The Williams Method: Scampering Scarecrow helps pioneer a music-teaching tool

Garth Williams showcased his new music teaching book — and his violin skill — during the News Leader Pictorial’s Big Book Sale in September. - Peter W. Rusland
Garth Williams showcased his new music teaching book — and his violin skill — during the News Leader Pictorial’s Big Book Sale in September.
— image credit: Peter W. Rusland

Students learn while music teachers turn pages in composer Garth Williams' instructional book The Scampering Scarecrow (And Other Pieces).

"This book took me the past spring and summer to put together," the veteran teaching violinist said of his easy-learning book for violin and piano.

"The individual pieces were on my website, and I wanted to put a book together for situations where I could explain in the book, and on the pages.

"Every piece has the scale the piece is written in, along with the rhythms contained in that piece; it's really a good teaching medium."

Williams said he recognized younger instructors needed direction on how to go about teaching a piece.

"My plan is to have a teacher start with the scale, then use the rhythms that go along with it, because the rhythms are taken from the piece.

"Before the student starts learning the piece, they've spent time working on its scale and rhythms," he said, of works usually holding four of five rhythms.

"It makes the job of teaching much more satisfying for the teacher and the student."

Three-year violin pupil Dona Wilkie, 10, was excited about Williams' effective technique — and having his piece Peek A Boo Ghost dedicated to her.

"Actually it's really cool," the Grade 5 Tansor elementary pupil said. "It's easy to play; I like the sound — it's fast, then gets slow.

"Most of the book I don't know know how to play.
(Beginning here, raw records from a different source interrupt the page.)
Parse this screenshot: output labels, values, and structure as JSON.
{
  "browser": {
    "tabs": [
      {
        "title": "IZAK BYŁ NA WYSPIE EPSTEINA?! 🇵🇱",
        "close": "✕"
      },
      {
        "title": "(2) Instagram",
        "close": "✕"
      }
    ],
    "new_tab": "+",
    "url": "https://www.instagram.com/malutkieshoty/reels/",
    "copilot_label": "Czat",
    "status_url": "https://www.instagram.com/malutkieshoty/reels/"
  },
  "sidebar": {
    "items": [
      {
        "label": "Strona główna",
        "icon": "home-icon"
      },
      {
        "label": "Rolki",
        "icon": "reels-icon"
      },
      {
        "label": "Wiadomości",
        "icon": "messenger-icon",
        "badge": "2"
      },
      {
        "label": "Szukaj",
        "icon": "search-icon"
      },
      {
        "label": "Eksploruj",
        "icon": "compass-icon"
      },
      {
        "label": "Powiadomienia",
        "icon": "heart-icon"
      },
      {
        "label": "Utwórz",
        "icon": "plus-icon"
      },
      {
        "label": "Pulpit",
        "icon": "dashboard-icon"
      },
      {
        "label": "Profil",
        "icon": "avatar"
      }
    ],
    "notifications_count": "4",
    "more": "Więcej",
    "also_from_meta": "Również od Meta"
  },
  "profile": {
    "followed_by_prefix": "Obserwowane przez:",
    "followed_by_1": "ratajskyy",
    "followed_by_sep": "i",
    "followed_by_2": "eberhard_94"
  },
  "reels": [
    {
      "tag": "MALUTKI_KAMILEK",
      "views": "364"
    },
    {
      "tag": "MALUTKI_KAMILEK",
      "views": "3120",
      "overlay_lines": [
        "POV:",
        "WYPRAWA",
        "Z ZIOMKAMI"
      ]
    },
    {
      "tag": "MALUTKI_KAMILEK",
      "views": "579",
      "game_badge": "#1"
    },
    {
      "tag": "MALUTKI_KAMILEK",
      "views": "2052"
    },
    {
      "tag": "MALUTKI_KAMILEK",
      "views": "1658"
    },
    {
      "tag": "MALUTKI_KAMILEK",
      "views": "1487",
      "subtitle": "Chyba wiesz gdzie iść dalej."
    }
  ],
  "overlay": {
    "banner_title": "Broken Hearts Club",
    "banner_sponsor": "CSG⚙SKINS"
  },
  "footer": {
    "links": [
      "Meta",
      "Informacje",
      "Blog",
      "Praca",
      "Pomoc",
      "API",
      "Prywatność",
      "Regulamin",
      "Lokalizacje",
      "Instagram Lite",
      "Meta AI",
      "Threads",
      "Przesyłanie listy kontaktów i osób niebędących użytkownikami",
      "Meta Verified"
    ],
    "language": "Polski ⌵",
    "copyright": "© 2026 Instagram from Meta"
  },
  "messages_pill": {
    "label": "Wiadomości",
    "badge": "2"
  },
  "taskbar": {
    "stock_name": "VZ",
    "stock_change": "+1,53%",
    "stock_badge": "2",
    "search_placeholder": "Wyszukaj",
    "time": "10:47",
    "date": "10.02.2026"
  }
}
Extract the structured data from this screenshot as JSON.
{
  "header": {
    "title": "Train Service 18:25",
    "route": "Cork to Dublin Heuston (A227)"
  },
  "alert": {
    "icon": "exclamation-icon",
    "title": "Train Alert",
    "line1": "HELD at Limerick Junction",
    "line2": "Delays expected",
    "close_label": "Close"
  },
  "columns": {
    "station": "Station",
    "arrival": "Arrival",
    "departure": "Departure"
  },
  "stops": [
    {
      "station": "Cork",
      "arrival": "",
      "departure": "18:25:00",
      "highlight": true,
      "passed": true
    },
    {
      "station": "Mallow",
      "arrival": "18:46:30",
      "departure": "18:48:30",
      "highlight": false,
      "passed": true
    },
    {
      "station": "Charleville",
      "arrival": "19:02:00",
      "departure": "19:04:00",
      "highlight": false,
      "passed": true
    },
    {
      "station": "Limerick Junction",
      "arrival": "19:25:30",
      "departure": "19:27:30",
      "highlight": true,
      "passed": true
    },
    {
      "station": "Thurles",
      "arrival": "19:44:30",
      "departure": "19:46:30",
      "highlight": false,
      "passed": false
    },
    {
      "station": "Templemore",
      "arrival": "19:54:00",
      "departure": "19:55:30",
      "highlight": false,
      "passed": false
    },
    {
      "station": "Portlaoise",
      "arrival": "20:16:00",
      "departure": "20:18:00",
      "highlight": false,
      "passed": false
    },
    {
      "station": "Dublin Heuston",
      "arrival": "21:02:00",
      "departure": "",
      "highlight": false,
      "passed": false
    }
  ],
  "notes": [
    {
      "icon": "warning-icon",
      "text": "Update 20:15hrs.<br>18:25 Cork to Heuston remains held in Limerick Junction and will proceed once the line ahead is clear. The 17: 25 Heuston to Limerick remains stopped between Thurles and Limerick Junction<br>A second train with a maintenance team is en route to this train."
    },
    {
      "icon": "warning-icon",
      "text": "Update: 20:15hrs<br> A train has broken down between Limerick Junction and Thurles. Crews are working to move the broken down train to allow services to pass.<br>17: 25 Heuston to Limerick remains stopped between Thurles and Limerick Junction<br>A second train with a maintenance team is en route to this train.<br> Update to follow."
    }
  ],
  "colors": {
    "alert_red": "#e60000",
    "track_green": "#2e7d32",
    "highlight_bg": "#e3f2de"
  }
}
I'd love to play A Great Big Boo In 3 (dedicated to Louise Wong), and The Hesitant Hairy Rabbit (Hannah Chua). Mr. Williams taught me that one, but I kind of forgot it."

Other Scarecrow pieces (the title tune honours Jonah Chua) include The Mischievous Mop (Hugh Rimmer), The Little Bud Car That Could (to grand-daughter Kaitlyn Arrowsmith), Berceuse (Maja Celestina Pintus), plus The Rhino And The Chimp, Floating Snowflakes, and The Skipping Rabbit.

Williams stuffed Scarecrow with his classical compositions after realizing a scarcity of seasonal songs to teach.

"I was in a music store looking for pieces for Halloween, Easter, and  Christmas, and there just weren't any.

"I thought it was the moment to write pieces for particular times of the year. Peek A Boo Ghost, and Big Boo are pieces used for Halloween."

Hesitant and Skipping rabbit tunes are for Easter.

"What's important about my book is children like pictures in books, so I've included a charicature of the Hesitant Rabbit and the Big Bad Boo."

That art lends students some interest when using the book, he explained.

"I'm also written blogs on my website where I take a particular piece from the book and explain how to go about teaching it.

"It's made teaching the piece much easier."

Through the blog, teachers can see several pieces, then basically print the blog and see how to teach it.

"A lot of teachers don't have pianistic abilities so I've recorded all the pieces on MP3," he said. "If someone buys the book, they can go to the website and download all the MP3 files for free."

For pupils working on a particular piece, Williams has scanned in all the piano pieces for Scarecrow and other tunes.

"I can slow down the speed so they can play it comfortably, and we can gradually speed it up," he said of the MP3 files.

"You can increase the speed as the student's ready to handle a new speed. It makes the whole learning process easier for teacher and student," he said of his teaching tools.

"With MP3 players, teachers with the book can do exactly what I do in my studio."

Students can also load piano parts onto USB drives for practice playing the violin parts with the piano.

The violin parts of a tune can be downloaded too.

"Because they know the piano part, they can practise knowing they're in the right part. It's a great teaching tool."

Williams advertises his book, and teaching method, in the Canadian Federation of Music Teachers magazine.

His ad also appears in the B.C. Music Teachers journal Progressions.

"I think teachers will really use it.

"A teacher in P.E.I. bought the book and says all her kids have played seven of the 11 pieces," he said, noting his MP3 files were also used.

Instructors of any instrument can use his read-listen-play, speed-flexible format for any piece.

"Find the rhythms of a piece, and use all my suggestions in my book — you build it like building a chimney," he summed.

"It's one step at a time, and teaching the best way you can find."

Williams is eager to show and tell his method during music-studio demonstrations, or conventions.

"That's the best way to show people how it works," he said.

He's aiming for a spring concert of Scarecrow works played by his students, and accompanied by his pianist wife, Ruth.

The Scampering Scarecrow sells for $21.50 at Duncan Music, Long & McQuade, and Tom Lee Music. It's $20 on Williams' website kantatastudios.com.